I smile coolly, my turn, "Pushes opponent’s sword away with shield and stabs opponent-"

 

"Enemy stroke deflected by strong armour," he quickly interrupts before I can say, ‘piercing through weak armour and reaching the heat. Instant kill.' He's not a complete amateur then.

 

"Stabs sword again, aiming at gaps in the armour, found at the joints," I try again.

 

"Chain mail deflects blow."

 

"Blow still badly bruises."

 

Now, according to the Rules of this Game, the Impersonator must describe the pain. If he gives an incorrect or inaccurate description, he will be seen as weak for feeling too much pain or dumb for not understanding the extent of his injury.

 

"Gasps from sharp pain that begins to subside.” A cop-out answer, but our audience is unlikely to notice. “Retaliates by swinging shield at opponent's head causing-"

 

"No harm," I finish for him, "ducks to avoid blow." That was clumsy of him. "Kicks feet out, hitting opponent's legs and tripping him," I finish.

 

"Moves to get up."

 

"But opponent struggles under the weight of donned armour and chain mail. Moves above opponent and stabs downwards-"

 

"Rolls to avoid blow and-"

 

"But not quickly enough. Blade pierces through opponent's head. Opponent dead.” Well, that was easy.

 

"Resurrection potion taken prior to battle takes effect."

 

Damn, he never said no potions or necromancy.

 

The big question now is: does a potion count as 'outside help'? I can't ask the Judge to check; I'll be disqualified. He'll either call it, or he won't. I look over at the Judge. He hasn't reacted or made any indication of calling it. Damn.

 

This is becoming dangerous, I'll have to be careful. If I invoke something from a banned topic, I'll be disqualified.

 

So, this is the Impersonator's ace in the hole. He's counting on this to win.
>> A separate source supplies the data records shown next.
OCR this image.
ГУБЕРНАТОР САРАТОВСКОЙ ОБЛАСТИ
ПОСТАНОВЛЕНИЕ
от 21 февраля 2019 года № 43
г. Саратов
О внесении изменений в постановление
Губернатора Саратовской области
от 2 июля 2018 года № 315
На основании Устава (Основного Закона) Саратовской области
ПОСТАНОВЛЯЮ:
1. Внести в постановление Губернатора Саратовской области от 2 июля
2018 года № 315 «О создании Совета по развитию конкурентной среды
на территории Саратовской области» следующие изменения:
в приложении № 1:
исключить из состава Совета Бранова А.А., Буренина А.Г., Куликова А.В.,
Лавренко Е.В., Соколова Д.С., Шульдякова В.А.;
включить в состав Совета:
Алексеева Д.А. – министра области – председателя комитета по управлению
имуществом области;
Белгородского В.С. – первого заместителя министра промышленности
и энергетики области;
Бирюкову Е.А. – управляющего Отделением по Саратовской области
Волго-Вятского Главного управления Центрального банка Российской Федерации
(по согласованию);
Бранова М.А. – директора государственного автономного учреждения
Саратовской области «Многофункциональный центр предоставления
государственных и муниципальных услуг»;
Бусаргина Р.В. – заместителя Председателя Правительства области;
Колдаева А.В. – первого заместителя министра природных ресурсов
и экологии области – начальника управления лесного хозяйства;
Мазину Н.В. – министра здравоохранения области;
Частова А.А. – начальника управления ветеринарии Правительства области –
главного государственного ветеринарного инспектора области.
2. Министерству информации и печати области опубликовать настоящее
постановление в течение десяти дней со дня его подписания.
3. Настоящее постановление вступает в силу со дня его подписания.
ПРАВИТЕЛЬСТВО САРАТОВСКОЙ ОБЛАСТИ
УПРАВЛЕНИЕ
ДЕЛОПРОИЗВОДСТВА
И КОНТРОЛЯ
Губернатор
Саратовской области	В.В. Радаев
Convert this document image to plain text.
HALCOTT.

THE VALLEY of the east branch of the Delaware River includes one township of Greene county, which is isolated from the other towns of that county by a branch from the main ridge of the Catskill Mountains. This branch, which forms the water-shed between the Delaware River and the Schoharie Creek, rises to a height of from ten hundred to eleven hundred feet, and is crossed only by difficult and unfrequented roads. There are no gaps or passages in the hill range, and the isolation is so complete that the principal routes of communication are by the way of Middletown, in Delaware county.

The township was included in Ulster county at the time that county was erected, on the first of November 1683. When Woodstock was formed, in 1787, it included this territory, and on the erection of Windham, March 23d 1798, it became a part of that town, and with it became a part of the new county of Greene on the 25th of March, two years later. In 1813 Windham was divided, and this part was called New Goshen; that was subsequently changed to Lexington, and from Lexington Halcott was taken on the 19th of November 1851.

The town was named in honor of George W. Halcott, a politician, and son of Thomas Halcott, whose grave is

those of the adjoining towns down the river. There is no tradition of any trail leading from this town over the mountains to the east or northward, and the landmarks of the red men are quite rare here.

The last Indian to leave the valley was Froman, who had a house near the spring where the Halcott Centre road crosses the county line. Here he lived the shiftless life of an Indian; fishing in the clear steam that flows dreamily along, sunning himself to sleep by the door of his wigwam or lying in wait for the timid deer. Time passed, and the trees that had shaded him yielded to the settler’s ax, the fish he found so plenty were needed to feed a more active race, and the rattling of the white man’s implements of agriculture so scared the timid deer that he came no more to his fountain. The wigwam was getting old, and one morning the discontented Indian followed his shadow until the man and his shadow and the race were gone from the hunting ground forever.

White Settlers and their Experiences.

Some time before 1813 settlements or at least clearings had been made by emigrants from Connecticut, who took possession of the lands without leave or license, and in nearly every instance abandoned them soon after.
He’ll likely bring out potions of strength, soundness, vigor, and vitality next.

 

Well, it's my turn. "Calls down lightening using the Old Religion, strikes-"

 

"A tree at the base of the hill, leaving-"

 

"Stop!" It's the Judge. "There are no trees in the setting! You have been struck by lightning and are disqualified for breach of story. The Challenger wins!" The Imposter begins to shake like a leaf caught in the gales of the storm rolling in across the tavern owner’s face. “You’re not Vin.”

 

I smile and take a mock bow towards the audience, "Why thank you!" I turn to the Impersonator, "Now that business is done, if you could please take your leave-"

 

"You knew," he looks at me scared, trembling, "From the start, you knew it would end like this. No trees or shrubbery in sight… You knew!”

 

I give a slight shrug. His eyes widen as the pieces fall together in his head. “You're- You're really him... You're Vin!"

 

"Yup, that's me!" I give a little wave, "Hello!"

 

"B-but your eyes!" someone from the audience gasps in disbelief, "You're cursed..."

 

I turn my head deliberately slowly towards the man that spoke and gaze with forced steadiness into his eyes, "No. I'm not."

 

And with that, I jump down from the stage, toss a few coins onto the bar’s counter, mumble, "Thanks for the cider," nod farewell to the room, and take the steps two at a time to find the room bearing a number that matches the one on my key.